A TV series? Yes, it could be done. It’s more character-driven than plot-driven, which I contend suits TV, while movies are better suited by plot-driven stories. It’s not short of secondary characters that could be expanded to fill a season, there’s a wider political story available to be drawn on, there’s a wider world already build… Yes, it could work just fine, if someone has the spare many tens of millions of dollars necessary…

 If by game you mean table-top RPG, then sure – that’s how it started. I don’t know about a video game. There’s not enough action in the first volume to sustain one, I suspect, although a version of Thief set in Varr would be a delight.

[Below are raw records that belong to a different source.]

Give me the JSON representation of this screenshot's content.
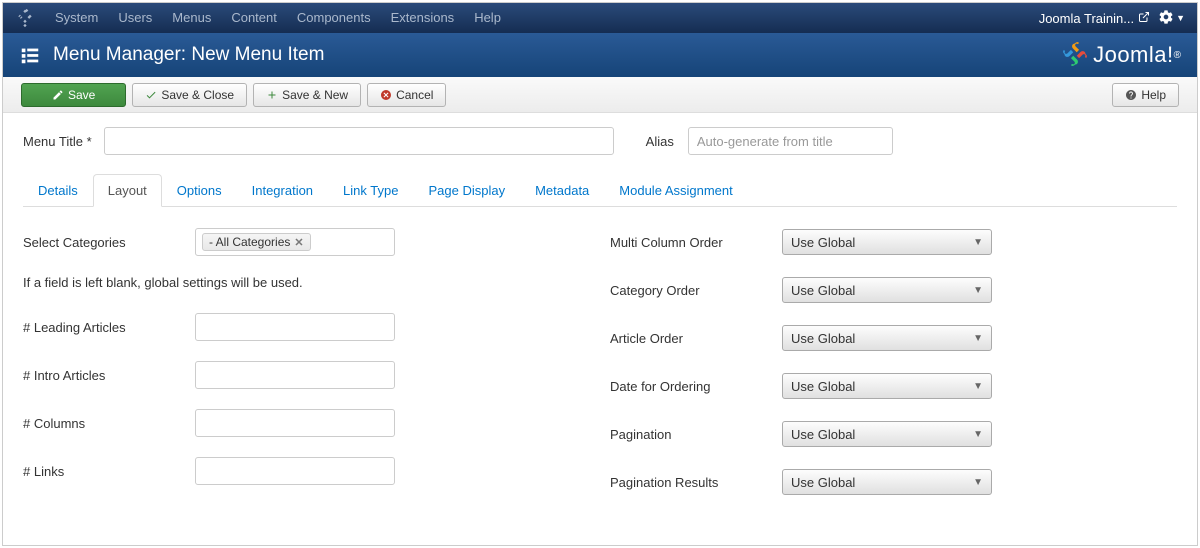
{
  "topbar": {
    "menus": [
      "System",
      "Users",
      "Menus",
      "Content",
      "Components",
      "Extensions",
      "Help"
    ],
    "site_label": "Joomla Trainin...",
    "brand": "Joomla!"
  },
  "titlebar": {
    "title": "Menu Manager: New Menu Item"
  },
  "toolbar": {
    "save": "Save",
    "save_close": "Save & Close",
    "save_new": "Save & New",
    "cancel": "Cancel",
    "help": "Help"
  },
  "title_row": {
    "menu_title_label": "Menu Title *",
    "menu_title_value": "",
    "alias_label": "Alias",
    "alias_placeholder": "Auto-generate from title"
  },
  "tabs": [
    "Details",
    "Layout",
    "Options",
    "Integration",
    "Link Type",
    "Page Display",
    "Metadata",
    "Module Assignment"
  ],
  "active_tab": "Layout",
  "left_fields": {
    "select_categories_label": "Select Categories",
    "select_categories_chip": "- All Categories",
    "note": "If a field is left blank, global settings will be used.",
    "leading_label": "# Leading Articles",
    "intro_label": "# Intro Articles",
    "columns_label": "# Columns",
    "links_label": "# Links"
  },
  "right_fields": {
    "multi_col_label": "Multi Column Order",
    "multi_col_value": "Use Global",
    "cat_order_label": "Category Order",
    "cat_order_value": "Use Global",
    "art_order_label": "Article Order",
    "art_order_value": "Use Global",
    "date_order_label": "Date for Ordering",
    "date_order_value": "Use Global",
    "pagination_label": "Pagination",
    "pagination_value": "Use Global",
    "pag_results_label": "Pagination Results",
    "pag_results_value": "Use Global"
  }
}
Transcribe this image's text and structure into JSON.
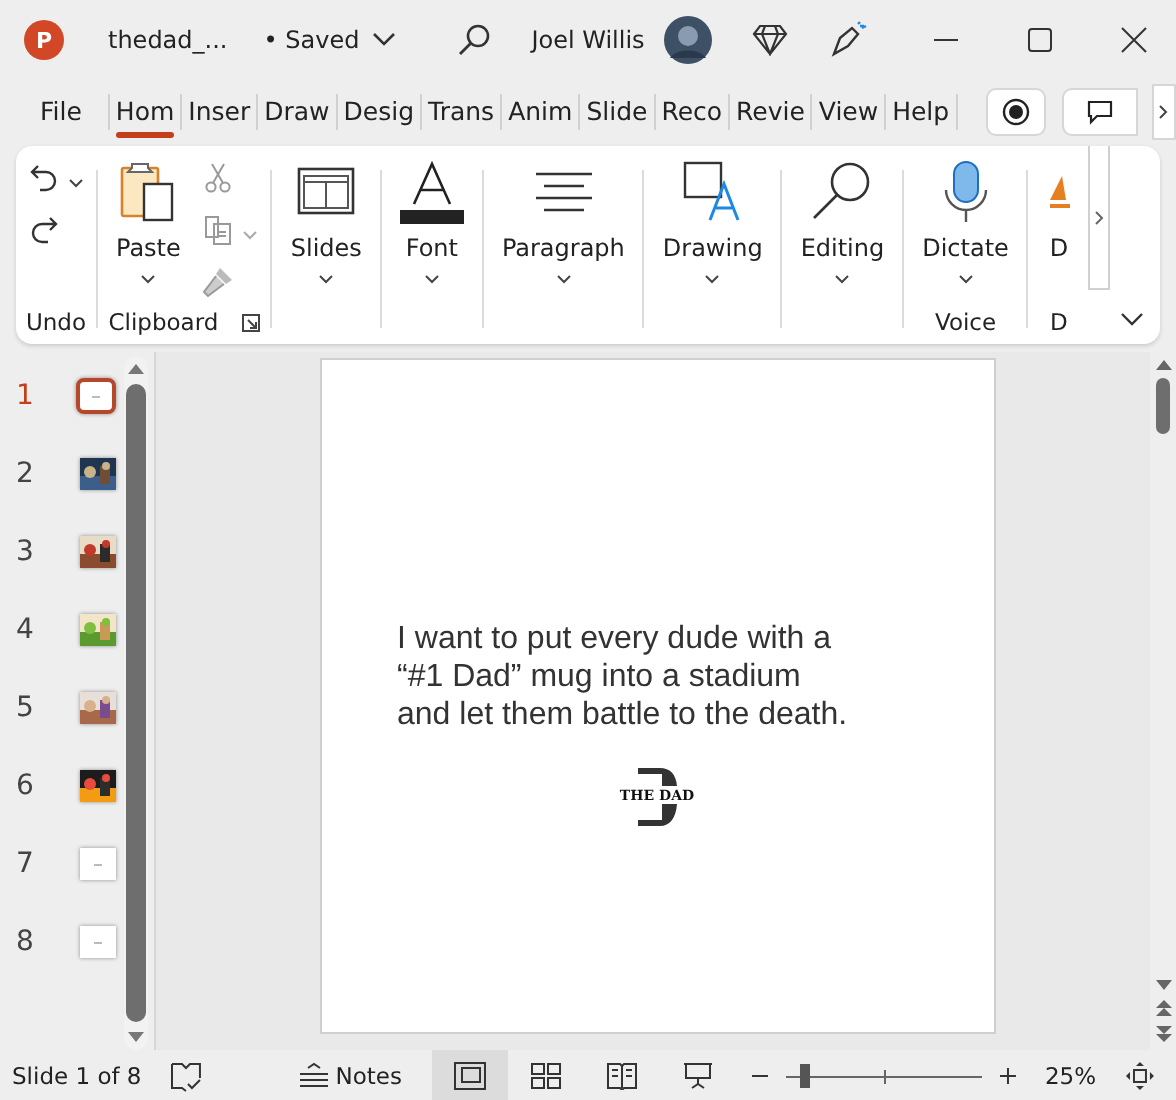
{
  "titlebar": {
    "app_logo": "P",
    "file_name": "thedad_...",
    "save_status": "• Saved",
    "user_name": "Joel Willis"
  },
  "tabs": [
    {
      "label": "File",
      "selected": false
    },
    {
      "label": "Hom",
      "selected": true
    },
    {
      "label": "Inser",
      "selected": false
    },
    {
      "label": "Draw",
      "selected": false
    },
    {
      "label": "Desig",
      "selected": false
    },
    {
      "label": "Trans",
      "selected": false
    },
    {
      "label": "Anim",
      "selected": false
    },
    {
      "label": "Slide",
      "selected": false
    },
    {
      "label": "Reco",
      "selected": false
    },
    {
      "label": "Revie",
      "selected": false
    },
    {
      "label": "View",
      "selected": false
    },
    {
      "label": "Help",
      "selected": false
    }
  ],
  "ribbon": {
    "groups": [
      {
        "label": "Undo",
        "controls": [
          {
            "kind": "stack",
            "items": [
              {
                "kind": "undo",
                "dropdown": true,
                "disabled": false
              },
              {
                "kind": "redo",
                "dropdown": false,
                "disabled": false
              }
            ]
          }
        ]
      },
      {
        "label": "Clipboard",
        "launcher": true,
        "controls": [
          {
            "kind": "paste",
            "label": "Paste",
            "dropdown": true
          },
          {
            "kind": "stack",
            "items": [
              {
                "kind": "cut",
                "dropdown": false,
                "disabled": true
              },
              {
                "kind": "copy",
                "dropdown": true,
                "disabled": true
              },
              {
                "kind": "painter",
                "dropdown": false,
                "disabled": true
              }
            ]
          }
        ]
      },
      {
        "controls": [
          {
            "kind": "slides",
            "label": "Slides",
            "dropdown": true
          }
        ]
      },
      {
        "controls": [
          {
            "kind": "font",
            "label": "Font",
            "dropdown": true
          }
        ]
      },
      {
        "controls": [
          {
            "kind": "paragraph",
            "label": "Paragraph",
            "dropdown": true
          }
        ]
      },
      {
        "controls": [
          {
            "kind": "drawing",
            "label": "Drawing",
            "dropdown": true
          }
        ]
      },
      {
        "controls": [
          {
            "kind": "editing",
            "label": "Editing",
            "dropdown": true
          }
        ]
      },
      {
        "label": "Voice",
        "controls": [
          {
            "kind": "dictate",
            "label": "Dictate",
            "dropdown": true
          }
        ]
      },
      {
        "label": "D",
        "controls": [
          {
            "kind": "designer",
            "label": "D",
            "dropdown": false
          }
        ]
      }
    ]
  },
  "slides": [
    {
      "number": "1",
      "selected": true,
      "kind": "blank"
    },
    {
      "number": "2",
      "selected": false,
      "kind": "picture"
    },
    {
      "number": "3",
      "selected": false,
      "kind": "picture"
    },
    {
      "number": "4",
      "selected": false,
      "kind": "picture"
    },
    {
      "number": "5",
      "selected": false,
      "kind": "picture"
    },
    {
      "number": "6",
      "selected": false,
      "kind": "picture"
    },
    {
      "number": "7",
      "selected": false,
      "kind": "blank"
    },
    {
      "number": "8",
      "selected": false,
      "kind": "blank"
    }
  ],
  "current_slide": {
    "text": "I want to put every dude with a\n“#1 Dad” mug into a stadium\nand let them battle to the death.",
    "logo": {
      "wordmark": "THE DAD"
    }
  },
  "status_bar": {
    "slide_counter": "Slide 1 of 8",
    "notes_label": "Notes",
    "views": [
      {
        "kind": "normal",
        "selected": true
      },
      {
        "kind": "sorter",
        "selected": false
      },
      {
        "kind": "reading",
        "selected": false
      },
      {
        "kind": "slideshow",
        "selected": false
      }
    ],
    "zoom": {
      "level": 0.1,
      "reading": "25%"
    }
  }
}
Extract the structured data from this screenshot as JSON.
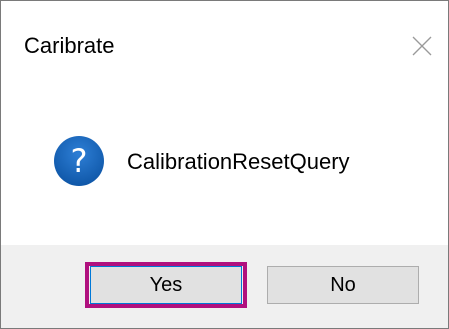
{
  "dialog": {
    "title": "Caribrate",
    "message": "CalibrationResetQuery",
    "icon": "question-icon",
    "buttons": {
      "yes_label": "Yes",
      "no_label": "No"
    },
    "colors": {
      "icon_blue": "#1565c0",
      "highlight": "#b0107e",
      "footer_bg": "#f0f0f0",
      "button_bg": "#e1e1e1"
    }
  }
}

And if someone did want to turn it into a TV show, who would you want them to cast in the main roles?

My dream-team here is for it to be a TV show. I’ll have Damon Lindelof [Lost, Watchmen] as showrunner (not that I think it’s really his sort of thing but everything he touches is gold). Danny Pudi [Community] is a shoe-in for Fings, Blackhand was always Ray Winstone [Black Widow] or someone like that. Myla is basically Zhang Ziyi from Crouching Tiger Hidden Dragon, but she’s too old now, and I’m not sure who would come in to take her place. [Altered Carbon‘s] Dichen Lachman, maybe, and Zhang can be sword-mistress Tasahre in The Book Of Endings. Not sure about Seth. Obviously it’s going to be made by HBO with a near-unlimited budget, which is just as well, because in season four there will be dragons and the literal shattering of the world…but I get ahead of myself again.

Stephen Deas The Moonsteel Crown

Finally, if someone enjoys The Moonsteel Crown, and they want to explore your oeuvre, which of your other novels would you suggest they read next?

The Warlock’s Shadow. It’s the closest in tone, and it directly sets up some of what happens in The Book Of Endings. I think it’s the best (by some way) of the three Thief-Taker books. Then if you like that and still want more, the rest of the Thief-Taker series or else Dragon Queen (possibly the best fantasy I’ve written, but quite different in tone).